D.The Executive Director shall conduct the correspondence of the Association, administrative matters, retain copies of all letters written on behalf of the Association, preserve and file all communications received.

E.The Executive Director shall direct the publicity and public relations of the Association and shall publish and mail any official publication or correspondence.

F.The Executive Director shall have direct supervision and management of all Association employees.

ARTICLE VIII

Board of Directors

Section 1.The Board of Directors shall consist of the President, President-Elect, Past President, Secretary, and Treasurer.

Section 2.The President shall be chairman of the Board of Directors.

Section 3.Members of the Association may attend meetings of the Board of Directors. They shall have no vote and shall address that body only on the invitation of the President.

Section 4.The functions and responsibility of the Board of Directors shall be to act as a governing body for the Association, to authorize expenditures, select the site for the annual conference, make budgetary commitments and special assessments, and to take charge of all funds, properties, etc., entrusted to their keeping, or otherwise provided.

Section 5.The Minutes of each meeting of the Board of Directors shall be kept by the Secretary and presented at or before each succeeding meeting, together with names of attending and absent members.

Section 10.The presence of three (3) Officers at any meeting of the Board of Directors constitute a quorum.

ARTICLE IX

Election of Officers

Section 1.Election of elected Officers shall be by ballot in the following manner:

A.A Nominating Committee, composed of the Past President and two (2) other members, shall present a slate of nominations for positions on the Executive Board and Board of Directors, to the Board of Directors for approval. All nominees shall have facsimile and electronic mail capabilities.
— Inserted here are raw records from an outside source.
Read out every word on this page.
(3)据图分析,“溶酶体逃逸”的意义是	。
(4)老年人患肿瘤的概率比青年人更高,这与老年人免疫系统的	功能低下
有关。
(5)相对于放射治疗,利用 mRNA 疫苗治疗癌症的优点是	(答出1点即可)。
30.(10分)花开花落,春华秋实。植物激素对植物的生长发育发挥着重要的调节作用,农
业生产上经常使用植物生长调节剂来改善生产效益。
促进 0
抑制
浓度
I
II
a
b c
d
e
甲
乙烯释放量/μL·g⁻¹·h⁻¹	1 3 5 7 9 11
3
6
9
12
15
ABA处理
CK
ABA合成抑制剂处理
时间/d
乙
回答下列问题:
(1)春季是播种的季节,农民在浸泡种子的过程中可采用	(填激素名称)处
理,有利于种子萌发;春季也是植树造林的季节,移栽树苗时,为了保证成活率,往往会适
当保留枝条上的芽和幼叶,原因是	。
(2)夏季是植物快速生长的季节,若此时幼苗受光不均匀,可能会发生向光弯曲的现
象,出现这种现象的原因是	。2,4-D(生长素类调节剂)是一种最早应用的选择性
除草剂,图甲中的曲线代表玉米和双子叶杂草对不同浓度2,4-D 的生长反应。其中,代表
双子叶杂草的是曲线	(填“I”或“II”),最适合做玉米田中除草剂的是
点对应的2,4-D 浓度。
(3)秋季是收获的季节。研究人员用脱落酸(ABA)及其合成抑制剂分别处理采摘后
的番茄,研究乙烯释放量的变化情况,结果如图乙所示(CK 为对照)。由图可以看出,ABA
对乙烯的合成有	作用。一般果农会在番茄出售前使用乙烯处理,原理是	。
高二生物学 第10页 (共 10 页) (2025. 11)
B.Upon approval by the Board of Directors, the list shall be put to ballot.

C.The ballot will list the candidates for each office in alphabetical order and with the provisions for a write-in candidate for each office to be filled. The ballot shall be provided to all voting members of the Association at least forty-five (45) days before the date of the Annual Meeting via email or Association website. The announcement of the election and a short resume of each candidate shall be included with the ballot.

D.All ballots are to be marked, folded and placed in a plain unmarked envelope and then this envelope placed in the official mailing envelope provided by the Association. The official mailing envelope, which will be addressed to the Executive Director, must have space in the upper left hand corner for the member's name, address and signature and shall bear the word "BALLOT" in the lower left hand corner. To be valid the official envelope must bear the name, address and signature of the member and be postmarked no later than thirty (30) days before the date of the Annual Meeting. Members will provide postage for all returned ballots. Upon receipt of the ballot, the Executive Director shall remove the plain sealed envelope from the official mailing envelope and record the voting member's name.

E.At the Annual Meeting, a Tallying Committee composed of two (2) active members, appointed by the President and the Executive Director shall open the plain envelopes and tabulate the vote. Successful candidates and the Executive Board shall be advised of the results of the election as soon as the tabulation of the ballots has been completed. In the event of a tie vote, the election will be decided by secret ballot of the members present at the Annual Meeting.

F.All ballots shall be retained fifteen (15) days after the close of the Annual Meeting. After that time the ballots will be destroyed and the right of any member to request a recount shall be forfeited.

G.In the event that the above procedures are not timely, an alternate system of written election shall be decided by the Executive Director and the Board of Directors.